Abstract :
[en] As a ubiquitous complex system in quotidian life around everyone, online social networks (OSNs) provide a rich source of information about billions of users worldwide. To some extent, OSNs have mirrored our real society: people perform a multitude of different activities in OSNs as they do in the offline world, such as establishing social relations, sharing life moments, and expressing opinions about various topics. Therefore, understanding OSNs is of immense importance. One key characteristic of human social behaviour in OSNs is their inter-relational nature, which can be represented as graphs. Due to sparsity and complex structure, analysing these graphs is quite challenging and expensive.

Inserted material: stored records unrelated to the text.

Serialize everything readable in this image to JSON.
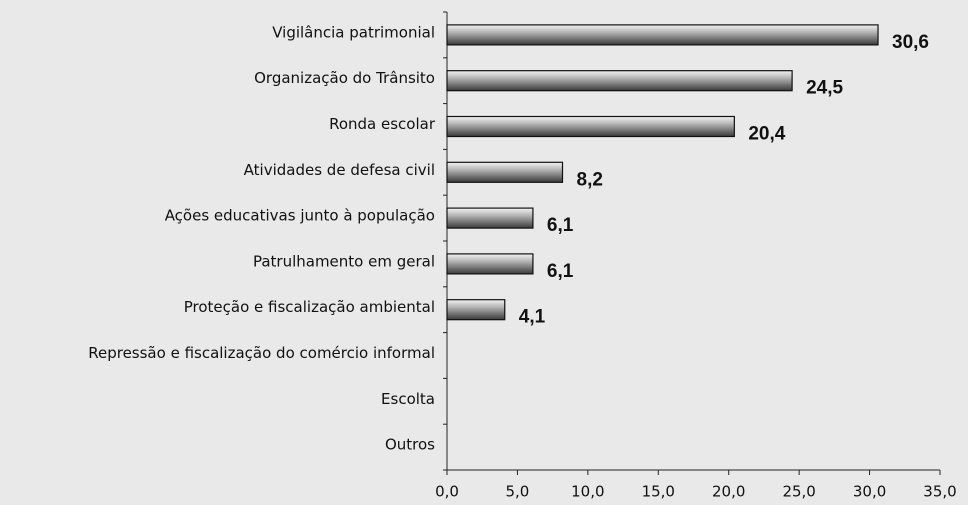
{
  "chart_data": {
    "type": "bar",
    "orientation": "horizontal",
    "categories": [
      "Vigilância patrimonial",
      "Organização do Trânsito",
      "Ronda escolar",
      "Atividades de defesa civil",
      "Ações educativas junto à população",
      "Patrulhamento em geral",
      "Proteção e fiscalização ambiental",
      "Repressão e fiscalização do comércio informal",
      "Escolta",
      "Outros"
    ],
    "values": [
      30.6,
      24.5,
      20.4,
      8.2,
      6.1,
      6.1,
      4.1,
      0,
      0,
      0
    ],
    "value_labels": [
      "30,6",
      "24,5",
      "20,4",
      "8,2",
      "6,1",
      "6,1",
      "4,1",
      null,
      null,
      null
    ],
    "color": "#808080",
    "xlim": [
      0,
      35
    ],
    "xticks": [
      {
        "value": 0,
        "label": "0,0"
      },
      {
        "value": 5,
        "label": "5,0"
      },
      {
        "value": 10,
        "label": "10,0"
      },
      {
        "value": 15,
        "label": "15,0"
      },
      {
        "value": 20,
        "label": "20,0"
      },
      {
        "value": 25,
        "label": "25,0"
      },
      {
        "value": 30,
        "label": "30,0"
      },
      {
        "value": 35,
        "label": "35,0"
      }
    ],
    "grid": false
  }
}
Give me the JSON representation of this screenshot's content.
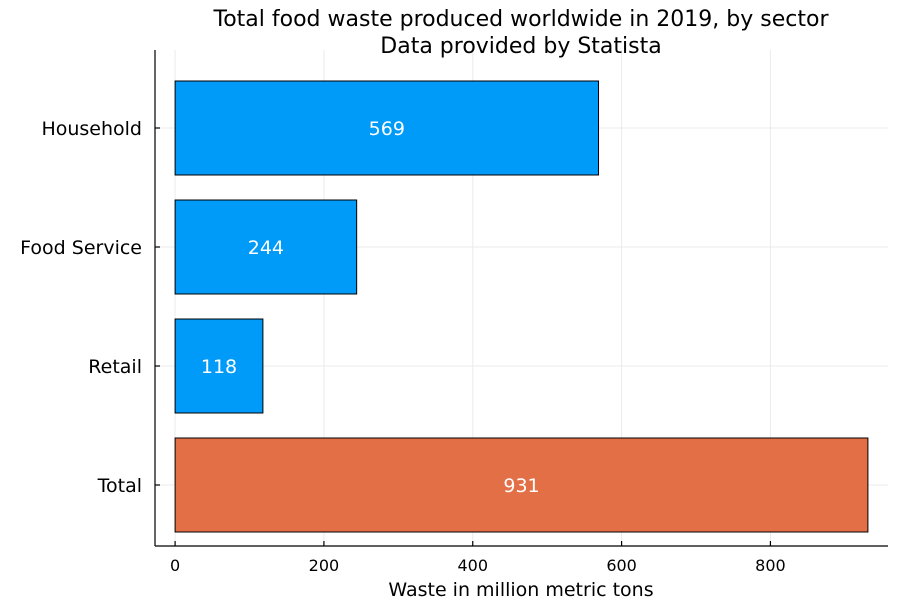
{
  "chart_data": {
    "type": "bar",
    "orientation": "horizontal",
    "title": "Total food waste produced worldwide in 2019, by sector",
    "subtitle": "Data provided by Statista",
    "xlabel": "Waste in million metric tons",
    "ylabel": "",
    "categories": [
      "Household",
      "Food Service",
      "Retail",
      "Total"
    ],
    "values": [
      569,
      244,
      118,
      931
    ],
    "data_labels": [
      "569",
      "244",
      "118",
      "931"
    ],
    "xlim": [
      -27,
      958
    ],
    "xticks": [
      0,
      200,
      400,
      600,
      800
    ],
    "xtick_labels": [
      "0",
      "200",
      "400",
      "600",
      "800"
    ],
    "grid": true,
    "legend": "none",
    "colors": {
      "sector": "#009af9",
      "total": "#e26f46"
    }
  }
}
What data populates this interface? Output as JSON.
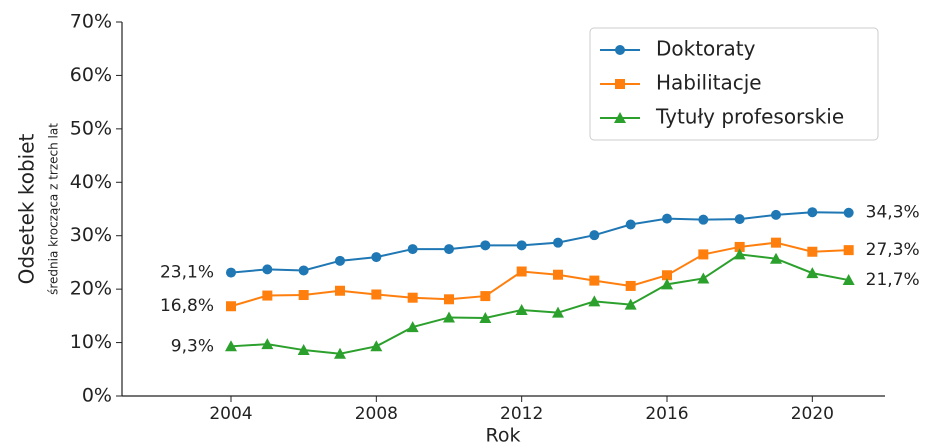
{
  "chart_data": {
    "type": "line",
    "ylabel": "Odsetek kobiet",
    "ylabel_note": "średnia krocząca z trzech lat",
    "xlabel": "Rok",
    "x": [
      2004,
      2005,
      2006,
      2007,
      2008,
      2009,
      2010,
      2011,
      2012,
      2013,
      2014,
      2015,
      2016,
      2017,
      2018,
      2019,
      2020,
      2021
    ],
    "xlim": [
      2001,
      2022
    ],
    "xticks": [
      2004,
      2008,
      2012,
      2016,
      2020
    ],
    "ylim": [
      0,
      70
    ],
    "yticks": [
      {
        "value": 0,
        "label": "0%"
      },
      {
        "value": 10,
        "label": "10%"
      },
      {
        "value": 20,
        "label": "20%"
      },
      {
        "value": 30,
        "label": "30%"
      },
      {
        "value": 40,
        "label": "40%"
      },
      {
        "value": 50,
        "label": "50%"
      },
      {
        "value": 60,
        "label": "60%"
      },
      {
        "value": 70,
        "label": "70%"
      }
    ],
    "grid": false,
    "legend": "upper right",
    "series": [
      {
        "name": "Doktoraty",
        "color": "#1f77b4",
        "marker": "circle",
        "values": [
          23.1,
          23.7,
          23.5,
          25.3,
          26.0,
          27.5,
          27.5,
          28.2,
          28.2,
          28.7,
          30.1,
          32.1,
          33.2,
          33.0,
          33.1,
          33.9,
          34.4,
          34.3
        ],
        "value_labels": [
          "23,1%",
          null,
          null,
          null,
          null,
          null,
          null,
          null,
          null,
          null,
          null,
          null,
          null,
          null,
          null,
          null,
          null,
          "34,3%"
        ]
      },
      {
        "name": "Habilitacje",
        "color": "#ff7f0e",
        "marker": "square",
        "values": [
          16.8,
          18.8,
          18.9,
          19.7,
          19.0,
          18.4,
          18.1,
          18.7,
          23.3,
          22.7,
          21.6,
          20.6,
          22.6,
          26.5,
          27.9,
          28.7,
          27.0,
          27.3
        ],
        "value_labels": [
          "16,8%",
          null,
          null,
          null,
          null,
          null,
          null,
          null,
          null,
          null,
          null,
          null,
          null,
          null,
          null,
          null,
          null,
          "27,3%"
        ]
      },
      {
        "name": "Tytuły profesorskie",
        "color": "#2ca02c",
        "marker": "triangle",
        "values": [
          9.3,
          9.7,
          8.6,
          7.9,
          9.3,
          12.9,
          14.7,
          14.6,
          16.1,
          15.6,
          17.7,
          17.1,
          20.9,
          22.0,
          26.5,
          25.7,
          23.0,
          21.7
        ],
        "value_labels": [
          "9,3%",
          null,
          null,
          null,
          null,
          null,
          null,
          null,
          null,
          null,
          null,
          null,
          null,
          null,
          null,
          null,
          null,
          "21,7%"
        ]
      }
    ]
  }
}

Over the past several decades, many expert-designed approaches to graphs have been proposed with elegant theoretical properties and successfully addressed numerous practical problems. Nevertheless, most of them are either not data-driven or do not benefit from the rapidly growing scale of data. Recently, in the light of remarkable achievements of artificial intelligence, especially deep neural networks techniques, graph machine learning (GML) has emerged to provide us with novel perspectives to understanding and analysing graphs. However, the current efforts of GML are relatively immature and lack attention to specific scenarios and characteristics of OSNs. Based on the pros and cons of GML, this thesis discusses several aspects of how to build advanced approaches to better simplify and ameliorate OSN analytic tasks. Specifically:
1) Overcoming flat message-passing graph neural networks. One of the most widely pursued branches in GML research, graph neural networks (GNNs), follows a similar flat message-passing principle for representation learning. Precisely, information is iteratively passed between adjacent nodes along observed edges via non-linear transformation and aggregation functions. Its effectiveness has been widely proved; however, two limitations need to be tackled: (i) they are costly in encoding long-range information spanning the graph structure; (ii) they are failing to encode features in the high-order neighbourhood in the graphs as they only perform information aggregation across the observed edges in the original graph. To fill up the gap, we propose a novel hierarchical message-passing framework to facilitate the existing GNN mechanism. Following this idea, we design two practical implementations, i.e., HC-GNN and AdamGNN, to demonstrate the framework's superiority.
2) Extending graph machine learning to heterophilous graphs. The existing GML approaches implicitly hold a homophily assumption that nodes of the same class tend to be connected. However, previous expert studies have shown the enormous importance of addressing the heterophily scenario, where ``opposites attract'', is essential for network analysis and fairness study. We demonstrate the possibility of extending GML to heterophilous graphs by simplifying supervised node classification models on heterophilous graphs (CLP) and designing an unsupervised heterophilous graph representation learning model (Selene).
3) Online social network analysis with graph machine learning. As GML approaches have demonstrated significant effectiveness over general graph analytic tasks, we perform two practical OSN analysis projects to illustrate the possibility of employing GML in practice. Specifically, we propose a semantic image graph embedding (SiGraph) to improve OSN image recognition task with the associated hashtags semantics and a simple GNN-based neural link prediction framework (NeuLP) to boost the performance with tiny change.
Keywords: Graph machine learning, Social network analysis, Graph neural networks, Hierarchical structure, Homophily/Heterophily graphs, Link prediction, Online image content understanding.